Bioinformatic analysis of the neprilysin (M13) family of peptidases reveals complex evolutionary and functional relationships

Abstract

Background: The neprilysin (M13) family of endopeptidases are zinc-metalloenzymes, the majority of which are type II integral membrane proteins. The best characterised of this family is neprilysin, which has important roles in inactivating signalling peptides involved in modulating neuronal activity, blood pressure and the immune system. Other family members include the endothelin converting enzymes (ECE-1 and ECE-2), which are responsible for the final step in the synthesis of potent vasoconstrictor endothelins. The ECEs, as well as neprilysin, are considered valuable therapeutic targets for treating cardiovascular disease. Other members of the M13 family have not been functionally characterised, but are also likely to have biological roles regulating peptide signalling. The recent sequencing of animal genomes has greatly increased the number of M13 family members in protein databases, information which can be used to reveal evolutionary relationships and to gain insight into conserved biological roles.

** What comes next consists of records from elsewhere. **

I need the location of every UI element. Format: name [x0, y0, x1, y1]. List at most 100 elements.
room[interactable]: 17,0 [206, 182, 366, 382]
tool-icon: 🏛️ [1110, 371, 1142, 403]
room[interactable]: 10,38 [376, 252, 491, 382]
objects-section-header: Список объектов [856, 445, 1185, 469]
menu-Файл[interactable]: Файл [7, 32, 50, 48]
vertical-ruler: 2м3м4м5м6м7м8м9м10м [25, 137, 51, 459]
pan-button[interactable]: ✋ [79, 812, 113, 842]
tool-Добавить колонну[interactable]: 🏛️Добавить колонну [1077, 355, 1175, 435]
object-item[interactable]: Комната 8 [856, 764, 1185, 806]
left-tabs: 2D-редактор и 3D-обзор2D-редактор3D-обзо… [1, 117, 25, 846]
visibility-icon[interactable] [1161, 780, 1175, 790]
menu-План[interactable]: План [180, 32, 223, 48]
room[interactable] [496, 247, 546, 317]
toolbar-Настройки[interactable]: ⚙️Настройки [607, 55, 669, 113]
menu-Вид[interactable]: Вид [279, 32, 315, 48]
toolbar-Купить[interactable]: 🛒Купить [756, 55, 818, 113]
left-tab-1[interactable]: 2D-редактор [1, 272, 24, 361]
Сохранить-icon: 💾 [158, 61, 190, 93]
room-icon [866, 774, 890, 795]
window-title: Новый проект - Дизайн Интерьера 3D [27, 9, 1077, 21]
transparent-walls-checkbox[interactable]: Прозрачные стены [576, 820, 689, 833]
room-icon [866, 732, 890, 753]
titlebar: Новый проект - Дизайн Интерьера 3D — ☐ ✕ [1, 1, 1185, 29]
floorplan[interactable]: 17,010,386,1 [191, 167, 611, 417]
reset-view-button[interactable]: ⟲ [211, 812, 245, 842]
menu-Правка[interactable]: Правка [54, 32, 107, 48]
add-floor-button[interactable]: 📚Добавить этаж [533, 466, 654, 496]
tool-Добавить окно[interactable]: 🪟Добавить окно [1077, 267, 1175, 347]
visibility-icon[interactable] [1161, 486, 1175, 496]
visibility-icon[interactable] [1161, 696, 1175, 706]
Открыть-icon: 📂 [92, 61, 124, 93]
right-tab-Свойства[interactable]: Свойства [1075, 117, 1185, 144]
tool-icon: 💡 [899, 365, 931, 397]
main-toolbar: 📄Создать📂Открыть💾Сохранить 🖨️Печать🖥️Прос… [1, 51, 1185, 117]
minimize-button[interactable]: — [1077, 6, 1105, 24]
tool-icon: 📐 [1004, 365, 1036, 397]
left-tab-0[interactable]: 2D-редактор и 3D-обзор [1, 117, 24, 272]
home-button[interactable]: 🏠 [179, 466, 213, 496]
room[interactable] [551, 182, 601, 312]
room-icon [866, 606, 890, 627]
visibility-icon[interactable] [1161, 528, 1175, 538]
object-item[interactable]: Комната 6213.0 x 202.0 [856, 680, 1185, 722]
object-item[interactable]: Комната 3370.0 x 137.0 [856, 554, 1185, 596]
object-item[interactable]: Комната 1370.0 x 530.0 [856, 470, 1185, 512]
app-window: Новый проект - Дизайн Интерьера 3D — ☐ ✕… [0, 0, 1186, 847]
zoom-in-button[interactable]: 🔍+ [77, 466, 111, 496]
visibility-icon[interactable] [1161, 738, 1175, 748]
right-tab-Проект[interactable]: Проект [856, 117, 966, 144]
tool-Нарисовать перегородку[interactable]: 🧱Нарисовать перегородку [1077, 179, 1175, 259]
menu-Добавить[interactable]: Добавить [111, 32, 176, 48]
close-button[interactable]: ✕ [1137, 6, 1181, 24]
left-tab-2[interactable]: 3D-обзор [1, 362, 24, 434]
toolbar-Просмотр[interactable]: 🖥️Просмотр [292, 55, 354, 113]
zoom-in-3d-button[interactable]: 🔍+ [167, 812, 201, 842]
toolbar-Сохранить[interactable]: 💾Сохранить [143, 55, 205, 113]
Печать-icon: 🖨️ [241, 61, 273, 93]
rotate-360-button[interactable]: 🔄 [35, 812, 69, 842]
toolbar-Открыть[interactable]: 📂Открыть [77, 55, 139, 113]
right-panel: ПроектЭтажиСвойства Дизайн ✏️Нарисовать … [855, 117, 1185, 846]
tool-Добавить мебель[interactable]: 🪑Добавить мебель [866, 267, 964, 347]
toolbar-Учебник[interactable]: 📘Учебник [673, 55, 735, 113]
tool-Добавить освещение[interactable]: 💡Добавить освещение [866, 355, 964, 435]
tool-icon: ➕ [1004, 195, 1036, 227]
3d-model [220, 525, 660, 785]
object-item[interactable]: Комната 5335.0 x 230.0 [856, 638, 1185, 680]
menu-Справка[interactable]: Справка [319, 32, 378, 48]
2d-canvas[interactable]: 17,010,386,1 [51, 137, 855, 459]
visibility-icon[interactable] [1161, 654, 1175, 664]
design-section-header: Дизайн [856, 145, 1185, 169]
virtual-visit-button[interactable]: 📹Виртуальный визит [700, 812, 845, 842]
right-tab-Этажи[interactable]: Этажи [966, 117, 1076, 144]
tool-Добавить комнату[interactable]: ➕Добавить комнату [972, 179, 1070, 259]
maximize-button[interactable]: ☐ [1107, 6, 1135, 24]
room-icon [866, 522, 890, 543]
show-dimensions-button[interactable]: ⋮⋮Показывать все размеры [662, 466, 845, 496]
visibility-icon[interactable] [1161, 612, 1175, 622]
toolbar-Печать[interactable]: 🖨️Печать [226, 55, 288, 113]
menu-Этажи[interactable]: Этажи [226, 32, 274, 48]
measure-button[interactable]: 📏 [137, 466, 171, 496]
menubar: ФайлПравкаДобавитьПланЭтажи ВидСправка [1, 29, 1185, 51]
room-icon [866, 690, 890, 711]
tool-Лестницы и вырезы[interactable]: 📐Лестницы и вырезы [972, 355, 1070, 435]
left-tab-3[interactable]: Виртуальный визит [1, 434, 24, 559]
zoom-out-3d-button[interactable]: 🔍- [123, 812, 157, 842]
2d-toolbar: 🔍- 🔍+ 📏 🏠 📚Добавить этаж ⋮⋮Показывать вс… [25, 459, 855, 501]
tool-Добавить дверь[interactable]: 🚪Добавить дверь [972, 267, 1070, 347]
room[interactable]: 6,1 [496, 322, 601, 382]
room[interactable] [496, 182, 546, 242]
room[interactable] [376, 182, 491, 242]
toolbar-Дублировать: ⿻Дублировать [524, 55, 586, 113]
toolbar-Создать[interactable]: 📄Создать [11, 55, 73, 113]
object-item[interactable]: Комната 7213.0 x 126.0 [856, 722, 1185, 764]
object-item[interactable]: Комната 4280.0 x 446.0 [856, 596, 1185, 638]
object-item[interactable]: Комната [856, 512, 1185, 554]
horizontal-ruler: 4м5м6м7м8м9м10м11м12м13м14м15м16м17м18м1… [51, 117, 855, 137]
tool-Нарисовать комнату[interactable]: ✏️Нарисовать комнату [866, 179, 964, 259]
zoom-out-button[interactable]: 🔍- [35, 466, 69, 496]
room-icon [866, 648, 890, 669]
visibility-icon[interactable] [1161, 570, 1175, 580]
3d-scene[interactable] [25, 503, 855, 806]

Results: The phylogenetic analysis successfully resolved vertebrate M13 peptidases into seven classes, one of which appears to be specific to mammals, and insect genes into five functional classes and a series of expansions, which may include inactive peptidases. Nematode genes primarily resolved into groups containing no other taxa, bar the two nematode genes associated with Drosophila DmeNEP1 and DmeNEP4. This analysis reconstructed only one relationship between chordate and invertebrate clusters, that of the ECE sub-group and the DmeNEP3 related genes. Analysis of amino acid utilisation in the active site of M13 peptidases reveals a basis for their biochemical properties. A relatively invariant S1' subsite gives the majority of M13 peptidases their strong preference for hydrophobic residues in P1' position. The greater variation in the S2' subsite may be instrumental in determining the specificity of M13 peptidases for their substrates and thus allows M13 peptidases to fulfil a broad range of physiological roles.

Conclusion: The M13 family of peptidases have diversified extensively in all species examined, indicating wide ranging roles in numerous physiological processes. It is predicted that differences in the S2' subsite are fundamental to determining the substrate specificities that facilitate this functional diversity.

Figure 1

A section of a multiple sequence alignment of M13 peptidases. A multiple sequence alignment of 111 protein sequences was generated using MUSCLE [32,33] and was as the basis for the analysis presented. A highly conserved section of the alignment, representing residues 541 to 652 of human neprilysin, contains important catalytic residues. These residues include the HExxH zinc binding motif and the catalytically important GENIAD and VNAFY motifs which are coloured blue. For full alignment see additional file 2.

Figure 2

Phylogenetic analysis of M13 peptidases. Majority consensus tree of all three methods of phylogenetic reconstruction. The tree was generated using CTree [65]. See additional file 3 for bootstrap values. Key to species; Dme Drosophila melanogaster, Aga Anopheles gambiae, Dps Drosophila pseudoobscura, Lmi Locusta migratoria, Bmo Bombyx mori, Ame Apis mellifera, Hsa Homo sapiens, Rno Rattus norvegicus, Mmu Mus musculus, Fru Fugu rubripes, Pfl Perca flavescens, Xla Xenopus laevus, Ocu Oryctolagus cuniculus, Bta Bos taurus, Cpo Cavia porcelllus, Cin Ciona intestinalis, Cel Caenorhabditis elegans and Cbr Caenorhabditis briggsae.

Figure 3

Utilisation of residues by ligand binding subsites of M13 peptidases. The utilisation of the twenty amino acids in both the S1' and S2' subsites was examined. The percentage contribution of each amino acid to either binding site was calculated and residues were placed in the order of descending frequency for the S1' subsite.